Le mouvement s'inspire également du léninisme. Une partie de ses fondateurs ont étudié en Russie pendant la Révolution russe et sont imprégnés de cette idéologie[2]. Ils sont connaisseurs des théories marxistes et particulièrement du travail de Lénine sur l'anti-impérialisme. Bien qu'ils n'adoptent pas tous les codes du léninisme, notamment la dictature du prolétariat et le soutien temporaire aux mouvements de libération, ils suggèrent que l'indépendance politique et économique s’acquièrent en deux étapes : la Révolution (ici la guerre d'indépendance) et la Réforme (les réformes kémalistes).
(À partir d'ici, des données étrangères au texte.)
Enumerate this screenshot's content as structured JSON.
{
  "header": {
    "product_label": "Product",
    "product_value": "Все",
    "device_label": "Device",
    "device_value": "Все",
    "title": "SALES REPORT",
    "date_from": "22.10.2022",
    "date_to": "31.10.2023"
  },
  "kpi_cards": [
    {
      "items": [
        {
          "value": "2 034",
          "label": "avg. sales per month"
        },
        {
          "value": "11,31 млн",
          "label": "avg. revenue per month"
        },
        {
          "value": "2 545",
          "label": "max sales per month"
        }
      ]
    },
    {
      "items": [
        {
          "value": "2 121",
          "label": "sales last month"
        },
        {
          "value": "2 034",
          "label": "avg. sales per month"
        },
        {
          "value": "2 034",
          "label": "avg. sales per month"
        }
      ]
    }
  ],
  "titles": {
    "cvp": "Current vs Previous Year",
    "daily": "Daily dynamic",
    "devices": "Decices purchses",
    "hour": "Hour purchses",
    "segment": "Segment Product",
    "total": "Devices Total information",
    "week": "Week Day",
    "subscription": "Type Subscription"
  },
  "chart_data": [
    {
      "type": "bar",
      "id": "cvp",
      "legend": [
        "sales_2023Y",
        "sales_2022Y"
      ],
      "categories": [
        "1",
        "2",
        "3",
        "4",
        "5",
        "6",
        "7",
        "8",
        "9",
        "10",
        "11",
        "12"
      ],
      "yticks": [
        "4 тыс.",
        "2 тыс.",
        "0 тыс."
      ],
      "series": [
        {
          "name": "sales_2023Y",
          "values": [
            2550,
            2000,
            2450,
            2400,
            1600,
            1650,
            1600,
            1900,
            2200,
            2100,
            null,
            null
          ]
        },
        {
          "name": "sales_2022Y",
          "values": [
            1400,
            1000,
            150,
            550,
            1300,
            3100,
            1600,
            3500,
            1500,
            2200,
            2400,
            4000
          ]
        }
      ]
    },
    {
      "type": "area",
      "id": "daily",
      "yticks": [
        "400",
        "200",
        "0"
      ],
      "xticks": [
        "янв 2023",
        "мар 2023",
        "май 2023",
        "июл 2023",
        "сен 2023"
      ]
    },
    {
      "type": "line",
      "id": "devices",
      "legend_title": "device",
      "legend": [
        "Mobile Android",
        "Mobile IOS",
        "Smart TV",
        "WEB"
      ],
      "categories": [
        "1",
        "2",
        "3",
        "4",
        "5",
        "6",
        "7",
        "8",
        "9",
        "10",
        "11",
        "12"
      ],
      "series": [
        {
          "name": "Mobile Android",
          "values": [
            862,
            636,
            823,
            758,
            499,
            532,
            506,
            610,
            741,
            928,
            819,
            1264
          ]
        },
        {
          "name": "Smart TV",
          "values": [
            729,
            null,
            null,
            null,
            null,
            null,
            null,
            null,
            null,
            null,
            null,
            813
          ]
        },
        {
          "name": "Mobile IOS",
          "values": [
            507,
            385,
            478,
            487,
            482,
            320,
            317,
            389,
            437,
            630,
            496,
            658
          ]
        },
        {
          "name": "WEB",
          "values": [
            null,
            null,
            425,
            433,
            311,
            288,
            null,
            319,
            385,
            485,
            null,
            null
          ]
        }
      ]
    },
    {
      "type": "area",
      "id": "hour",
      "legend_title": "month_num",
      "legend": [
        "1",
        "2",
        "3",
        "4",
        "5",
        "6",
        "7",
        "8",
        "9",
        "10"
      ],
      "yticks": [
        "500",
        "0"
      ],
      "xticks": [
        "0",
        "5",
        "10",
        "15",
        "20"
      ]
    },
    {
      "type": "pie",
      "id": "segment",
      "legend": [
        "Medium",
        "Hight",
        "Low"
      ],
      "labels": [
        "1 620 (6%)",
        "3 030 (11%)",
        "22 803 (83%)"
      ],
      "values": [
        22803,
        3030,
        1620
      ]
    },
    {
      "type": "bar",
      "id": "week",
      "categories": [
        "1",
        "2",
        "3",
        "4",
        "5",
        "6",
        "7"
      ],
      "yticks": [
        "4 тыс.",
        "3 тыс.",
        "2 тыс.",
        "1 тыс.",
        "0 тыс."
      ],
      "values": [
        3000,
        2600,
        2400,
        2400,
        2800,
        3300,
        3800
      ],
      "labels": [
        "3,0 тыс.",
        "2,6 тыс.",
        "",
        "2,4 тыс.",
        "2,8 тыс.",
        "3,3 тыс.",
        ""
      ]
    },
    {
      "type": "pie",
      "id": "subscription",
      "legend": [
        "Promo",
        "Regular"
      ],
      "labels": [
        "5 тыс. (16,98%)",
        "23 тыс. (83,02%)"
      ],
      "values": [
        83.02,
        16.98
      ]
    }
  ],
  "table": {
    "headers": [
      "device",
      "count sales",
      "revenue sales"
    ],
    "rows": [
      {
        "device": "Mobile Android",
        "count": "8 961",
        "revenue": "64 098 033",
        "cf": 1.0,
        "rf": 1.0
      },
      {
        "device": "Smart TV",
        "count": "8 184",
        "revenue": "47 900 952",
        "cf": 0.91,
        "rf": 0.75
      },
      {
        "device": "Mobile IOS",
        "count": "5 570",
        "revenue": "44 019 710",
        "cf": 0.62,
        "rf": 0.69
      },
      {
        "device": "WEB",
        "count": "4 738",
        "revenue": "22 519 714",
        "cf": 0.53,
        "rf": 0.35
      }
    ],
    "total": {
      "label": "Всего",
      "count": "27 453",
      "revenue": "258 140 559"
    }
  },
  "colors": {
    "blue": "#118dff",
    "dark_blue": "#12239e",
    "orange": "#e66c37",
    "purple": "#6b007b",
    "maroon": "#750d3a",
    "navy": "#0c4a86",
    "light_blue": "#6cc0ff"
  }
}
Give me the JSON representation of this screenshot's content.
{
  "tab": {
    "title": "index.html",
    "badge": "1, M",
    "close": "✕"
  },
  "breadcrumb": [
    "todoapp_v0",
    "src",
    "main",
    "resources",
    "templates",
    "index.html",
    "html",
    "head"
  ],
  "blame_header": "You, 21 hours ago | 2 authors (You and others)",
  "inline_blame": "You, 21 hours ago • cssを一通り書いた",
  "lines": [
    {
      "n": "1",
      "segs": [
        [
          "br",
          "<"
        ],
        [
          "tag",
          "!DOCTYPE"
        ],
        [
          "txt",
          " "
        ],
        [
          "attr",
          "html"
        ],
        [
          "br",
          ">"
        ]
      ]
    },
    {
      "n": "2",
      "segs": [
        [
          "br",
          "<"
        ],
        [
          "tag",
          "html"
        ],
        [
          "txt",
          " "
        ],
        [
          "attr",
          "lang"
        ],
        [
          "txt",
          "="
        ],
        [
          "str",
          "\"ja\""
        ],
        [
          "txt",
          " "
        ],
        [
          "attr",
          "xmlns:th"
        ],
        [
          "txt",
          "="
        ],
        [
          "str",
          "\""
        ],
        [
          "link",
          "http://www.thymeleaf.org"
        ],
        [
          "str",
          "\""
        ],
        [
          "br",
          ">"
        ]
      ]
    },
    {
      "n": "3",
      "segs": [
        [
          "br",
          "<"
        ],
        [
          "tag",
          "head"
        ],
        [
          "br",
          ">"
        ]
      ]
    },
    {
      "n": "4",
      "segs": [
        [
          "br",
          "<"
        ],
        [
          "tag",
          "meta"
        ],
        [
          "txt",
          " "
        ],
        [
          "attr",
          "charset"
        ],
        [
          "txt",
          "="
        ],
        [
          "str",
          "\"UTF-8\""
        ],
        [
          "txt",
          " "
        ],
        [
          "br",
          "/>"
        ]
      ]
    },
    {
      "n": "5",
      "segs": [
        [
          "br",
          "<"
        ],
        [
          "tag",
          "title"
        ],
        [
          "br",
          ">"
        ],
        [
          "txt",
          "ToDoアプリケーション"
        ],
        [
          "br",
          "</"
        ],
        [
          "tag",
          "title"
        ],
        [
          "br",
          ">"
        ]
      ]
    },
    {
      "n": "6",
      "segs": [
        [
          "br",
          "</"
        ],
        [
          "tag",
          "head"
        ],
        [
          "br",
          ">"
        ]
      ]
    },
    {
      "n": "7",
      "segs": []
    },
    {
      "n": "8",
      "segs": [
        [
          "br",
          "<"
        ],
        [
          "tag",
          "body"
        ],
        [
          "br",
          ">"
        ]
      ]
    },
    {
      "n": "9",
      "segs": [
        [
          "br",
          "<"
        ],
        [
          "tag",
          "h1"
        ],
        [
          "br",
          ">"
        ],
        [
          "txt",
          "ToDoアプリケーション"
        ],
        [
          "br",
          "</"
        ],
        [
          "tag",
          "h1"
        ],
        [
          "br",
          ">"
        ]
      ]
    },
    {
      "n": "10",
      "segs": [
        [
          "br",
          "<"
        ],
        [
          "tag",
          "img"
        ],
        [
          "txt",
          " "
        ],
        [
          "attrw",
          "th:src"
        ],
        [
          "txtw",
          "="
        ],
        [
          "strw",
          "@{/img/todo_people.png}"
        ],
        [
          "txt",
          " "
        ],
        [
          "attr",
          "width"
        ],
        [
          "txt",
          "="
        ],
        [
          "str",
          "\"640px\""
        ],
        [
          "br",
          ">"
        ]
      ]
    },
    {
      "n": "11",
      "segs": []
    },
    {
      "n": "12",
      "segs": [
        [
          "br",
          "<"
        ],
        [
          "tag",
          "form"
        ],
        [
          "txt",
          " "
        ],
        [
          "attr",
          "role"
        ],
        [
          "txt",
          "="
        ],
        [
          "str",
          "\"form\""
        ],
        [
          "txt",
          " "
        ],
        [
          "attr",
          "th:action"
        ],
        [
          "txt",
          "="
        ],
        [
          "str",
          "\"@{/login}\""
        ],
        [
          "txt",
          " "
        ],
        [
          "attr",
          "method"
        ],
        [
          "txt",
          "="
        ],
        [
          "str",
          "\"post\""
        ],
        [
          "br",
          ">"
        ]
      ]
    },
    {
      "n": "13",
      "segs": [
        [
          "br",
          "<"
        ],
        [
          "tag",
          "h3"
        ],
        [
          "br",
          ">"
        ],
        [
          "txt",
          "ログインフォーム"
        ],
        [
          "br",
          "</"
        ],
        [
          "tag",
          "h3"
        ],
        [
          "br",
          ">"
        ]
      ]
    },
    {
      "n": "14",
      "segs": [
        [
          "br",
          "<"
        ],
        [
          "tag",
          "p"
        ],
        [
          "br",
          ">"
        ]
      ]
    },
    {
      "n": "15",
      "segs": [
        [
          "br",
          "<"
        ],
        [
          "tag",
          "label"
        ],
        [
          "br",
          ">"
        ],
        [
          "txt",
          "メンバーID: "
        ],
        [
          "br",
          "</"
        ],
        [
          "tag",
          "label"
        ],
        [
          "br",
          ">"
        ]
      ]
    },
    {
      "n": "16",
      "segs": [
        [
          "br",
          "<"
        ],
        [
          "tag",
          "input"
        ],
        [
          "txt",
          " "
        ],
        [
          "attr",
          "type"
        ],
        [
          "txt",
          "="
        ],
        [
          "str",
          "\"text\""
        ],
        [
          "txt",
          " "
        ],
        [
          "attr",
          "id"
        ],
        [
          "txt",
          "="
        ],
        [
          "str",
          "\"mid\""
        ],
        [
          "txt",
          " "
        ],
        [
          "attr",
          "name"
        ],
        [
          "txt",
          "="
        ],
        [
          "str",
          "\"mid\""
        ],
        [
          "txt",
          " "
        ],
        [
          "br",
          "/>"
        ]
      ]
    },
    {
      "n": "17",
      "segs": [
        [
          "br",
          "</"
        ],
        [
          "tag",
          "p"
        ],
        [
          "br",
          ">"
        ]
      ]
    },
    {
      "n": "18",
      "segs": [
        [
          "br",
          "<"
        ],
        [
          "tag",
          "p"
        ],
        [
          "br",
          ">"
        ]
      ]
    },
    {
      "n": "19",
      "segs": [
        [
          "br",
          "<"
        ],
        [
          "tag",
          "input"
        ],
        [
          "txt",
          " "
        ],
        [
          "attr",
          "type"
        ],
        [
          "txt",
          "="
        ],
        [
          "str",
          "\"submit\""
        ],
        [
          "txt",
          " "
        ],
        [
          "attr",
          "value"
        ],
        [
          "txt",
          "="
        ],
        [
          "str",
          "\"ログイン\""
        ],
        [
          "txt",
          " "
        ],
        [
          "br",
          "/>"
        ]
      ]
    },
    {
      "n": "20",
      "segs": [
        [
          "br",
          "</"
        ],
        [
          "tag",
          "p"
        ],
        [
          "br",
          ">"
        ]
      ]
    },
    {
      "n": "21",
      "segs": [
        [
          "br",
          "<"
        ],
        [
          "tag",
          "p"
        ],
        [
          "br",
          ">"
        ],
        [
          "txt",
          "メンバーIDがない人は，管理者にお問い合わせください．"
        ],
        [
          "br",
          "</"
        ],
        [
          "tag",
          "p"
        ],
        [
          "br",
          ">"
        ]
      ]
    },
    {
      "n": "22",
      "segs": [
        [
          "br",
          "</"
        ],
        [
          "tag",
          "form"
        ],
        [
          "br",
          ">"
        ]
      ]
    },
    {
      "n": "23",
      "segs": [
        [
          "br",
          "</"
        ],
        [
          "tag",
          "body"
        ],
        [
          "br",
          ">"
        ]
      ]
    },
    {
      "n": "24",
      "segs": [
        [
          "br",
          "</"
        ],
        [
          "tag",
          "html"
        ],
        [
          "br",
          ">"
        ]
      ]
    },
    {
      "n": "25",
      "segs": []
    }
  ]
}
Le mouvement s'inspire également du tatar Sultan-Galiyev, théoricien du galiyevisme et prônant un islam socialiste et anti-impérialiste qui place en premier objectif la libération des peuples plutôt que la lutte des classes. L'expérience soviétique a également marqué les fondateurs du mouvement Kadro. Une partie de leur doctrine est basée sur la Nouvelle politique économique et certains documents russes sont traduits par les fondateurs pour une diffusion en Turquie. La politique étrangère de normalisation des relations internationales de l'URSS et la planification économique sont particulièrement ancrées dans l'idéologie Kadro[2].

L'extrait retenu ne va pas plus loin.